Although it's been said many times, the political situation Catalonia is living through became definitively entrenched on 3rd October 2017, with that fateful speech by the head of state which said the Catalan institutions were outside of the law, validated the police repression of the 1st October and caused an insurmountable rift, at least until today, between a good part of Catalan society and the Spanish monarchy. That speech includes many of the keys to how Mariano Rajoy's government was pushed out of the playing field and a fundamentally judicial command chain was set up, with the collusion, in any case, of the Zarzuela palace.
Two years later, any visit by king Felipe VI to Catalonia is a long obstacle race between the hostility or indifference of the public and the boycotting of Catalan authorities who tend not to participate in any event where the monarch is present, except when there's a strong international presence. The Parliament of Catalonia has passed different motions opposed to the Spanish monarchy, the Catalan government has formally declared that the institution doesn't represent the Catalan people and there are many Catalan town councils who have taken stances against him.
There has not been, on the other hand, any gesture of the slightest rectification for that episode on the part of the Zarzuela, reproached on the odd occasion in public and many times, in a whisper, by the Catalan unionist and monarchic sectors. They've opted for weapons drawn, public silence and correcting what from Madrid could be seen as inaction in the case of Rajoy to act decisively against the independence movement or capriciousness in the case of Pedro Sánchez with the Pedralbes declaration which, by the way, is on the Moncloa government website and which some day it might be a good idea to take down or follow through on. For that reason, the statements published this Thursday by El Español are especially striking, attributed to one of the people who work by the king's side every day and which, at the time of writing, nobody has denied. The formula of collaborators together with that of a spokesperson are those which are often used to give veracity to news of an institution which only speaks officially through its speeches.

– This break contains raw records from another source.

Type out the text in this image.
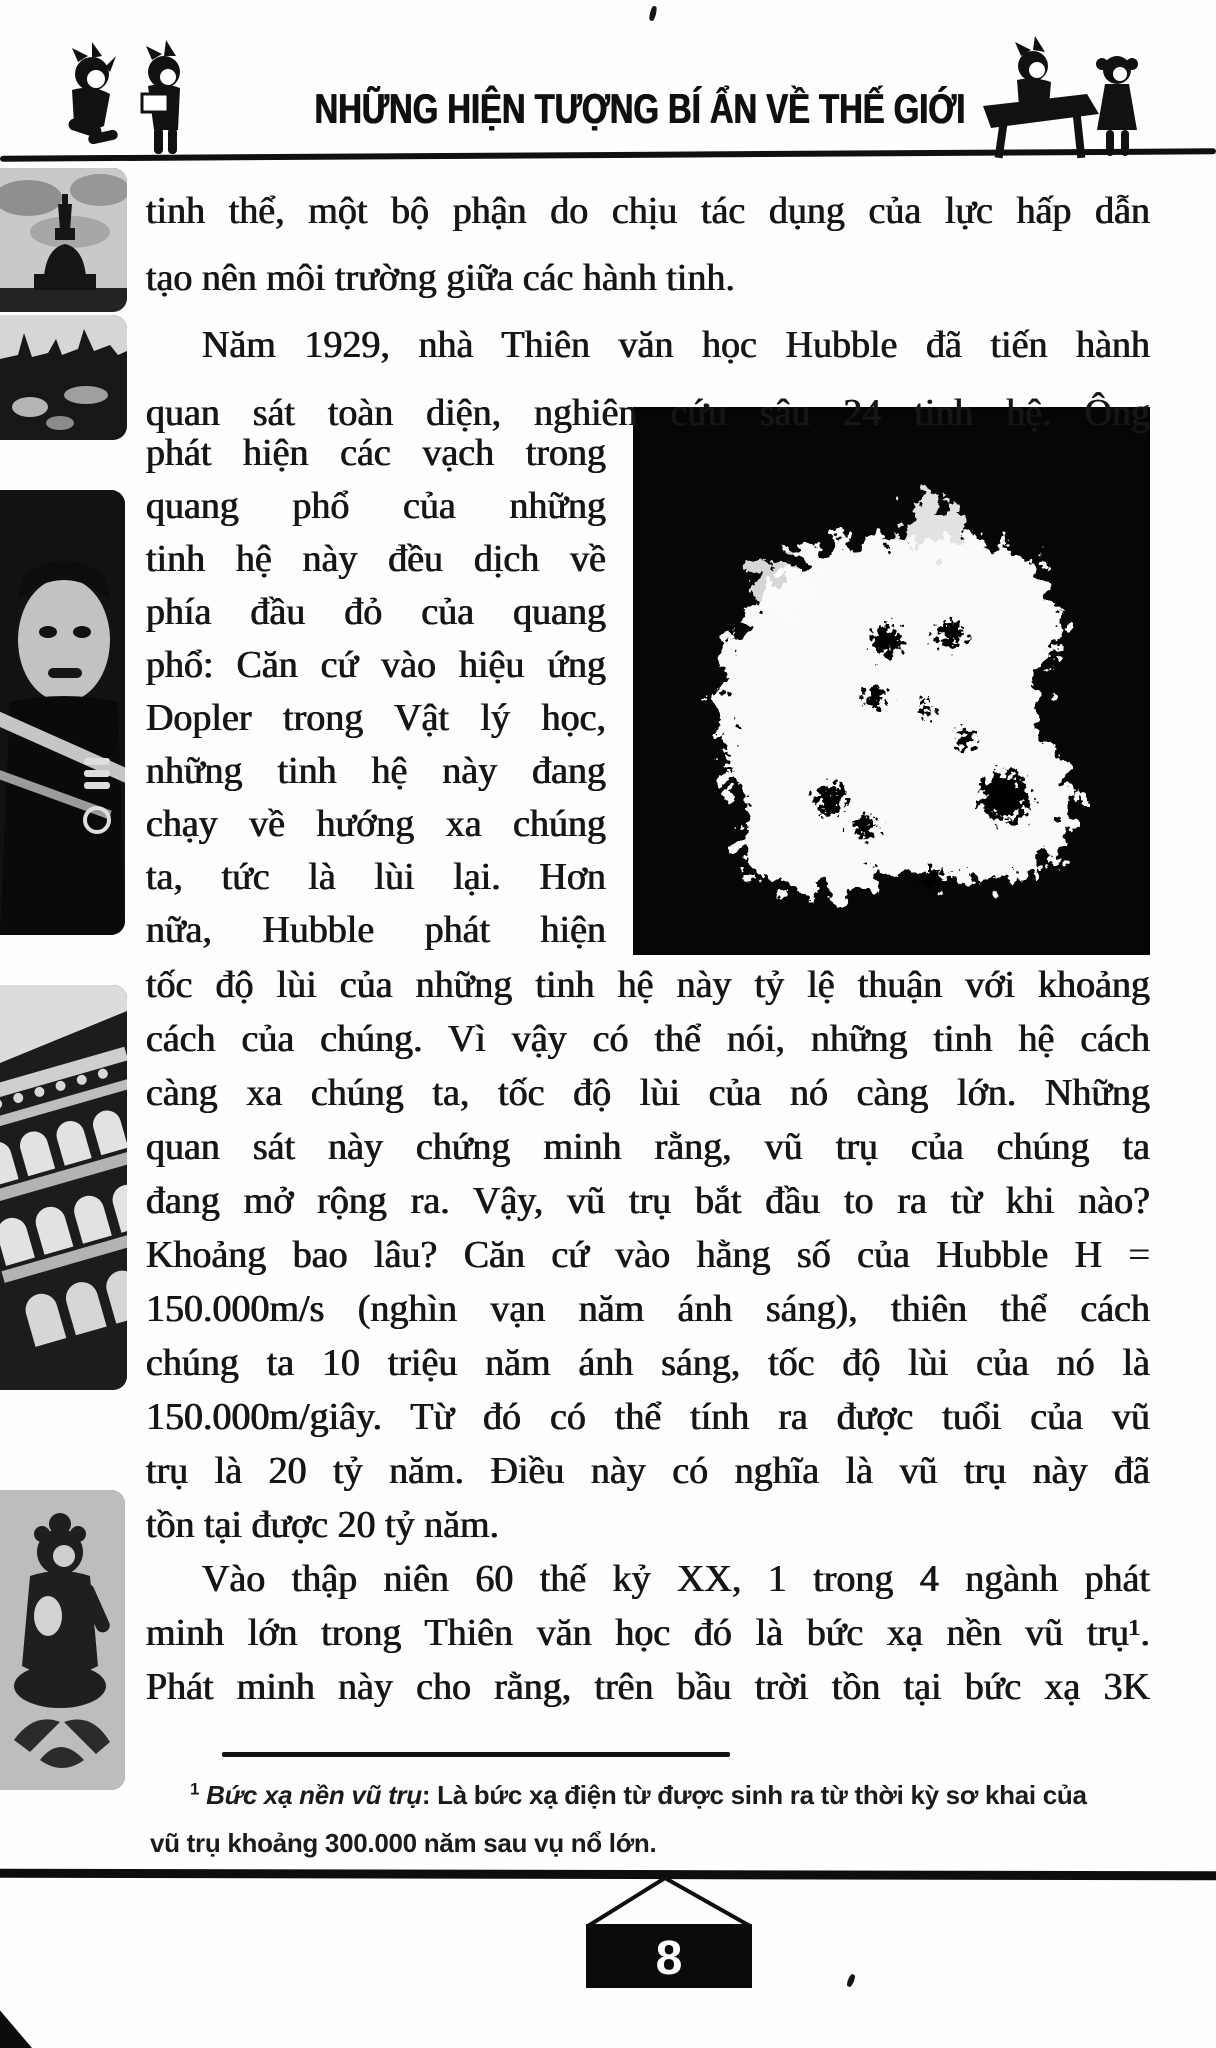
NHỮNG HIỆN TƯỢNG BÍ ẨN VỀ THẾ GIỚI
tinh thể, một bộ phận do chịu tác dụng của lực hấp dẫn
tạo nên môi trường giữa các hành tinh.
Năm 1929, nhà Thiên văn học Hubble đã tiến hành
quan sát toàn diện, nghiên cứu sâu 24 tinh hệ. Ông
phát hiện các vạch trong
quang phổ của những
tinh hệ này đều dịch về
phía đầu đỏ của quang
phổ: Căn cứ vào hiệu ứng
Dopler trong Vật lý học,
những tinh hệ này đang
chạy về hướng xa chúng
ta, tức là lùi lại. Hơn
nữa, Hubble phát hiện
tốc độ lùi của những tinh hệ này tỷ lệ thuận với khoảng
cách của chúng. Vì vậy có thể nói, những tinh hệ cách
càng xa chúng ta, tốc độ lùi của nó càng lớn. Những
quan sát này chứng minh rằng, vũ trụ của chúng ta
đang mở rộng ra. Vậy, vũ trụ bắt đầu to ra từ khi nào?
Khoảng bao lâu? Căn cứ vào hằng số của Hubble H =
150.000m/s (nghìn vạn năm ánh sáng), thiên thể cách
chúng ta 10 triệu năm ánh sáng, tốc độ lùi của nó là
150.000m/giây. Từ đó có thể tính ra được tuổi của vũ
trụ là 20 tỷ năm. Điều này có nghĩa là vũ trụ này đã
tồn tại được 20 tỷ năm.
Vào thập niên 60 thế kỷ XX, 1 trong 4 ngành phát
minh lớn trong Thiên văn học đó là bức xạ nền vũ trụ¹.
Phát minh này cho rằng, trên bầu trời tồn tại bức xạ 3K
$^1$ Bức xạ nền vũ trụ: Là bức xạ điện từ được sinh ra từ thời kỳ sơ khai của
vũ trụ khoảng 300.000 năm sau vụ nổ lớn.
8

Through this spokesperson, we've found out three things: firstly, that the king doesn't regret anything he said and that he wouldn't change even a comma of his televised speech. Secondly, that there were many obstacles to being able to realise the speech since "we needed the full support of Rajoy's government, which had some doubts" and that the decision to carry it out was taken in the palace on the 1st itself, when Zarzuela told Moncloa that Felipe VI "wanted to step forward" and that, seeing the police charges, he never had any doubts. And, thirdly, that depending on the reaction in Catalonia to the Supreme Court's sentence, "if he has to speak again, he will". In these three phrases, everything that happened two years ago and that could happen again is concentrated. But also, the fundamental role he played and which many legal scholars have interpreted as if it were what the Constitution sets out for the head of state in this situation, a situation which some wanted to be like that faced by his father on 23rd February 19811 but which had nothing to do with it.
It wasn't a coup d'état, however much they've tried to present it as one and many of the members of the Catalan government who are not in exile are in prison, alongside the speaker of the Parliament at the time and leaders of pro-sovereignty bodies; and nor was the Spanish government being held like on that 23rd February. But, in this case, the maxim that the king speaks in the name of the government was fulfilled with an asterisk. Perhaps it would be more logical to say that the government signed up to what the king decided.
1. On 23rd February 1981, some 200 armed Civil Guard officers stormed into the Spanish Congress whilst it was in session to elect a new prime minister, the second since the restoration of democracy at the end of the previous decade. They held the deputies hostage for 18 hours; the attempted coup ended after it was condemned in a televised speech by king Juan Carlos in the early hours of the following morning.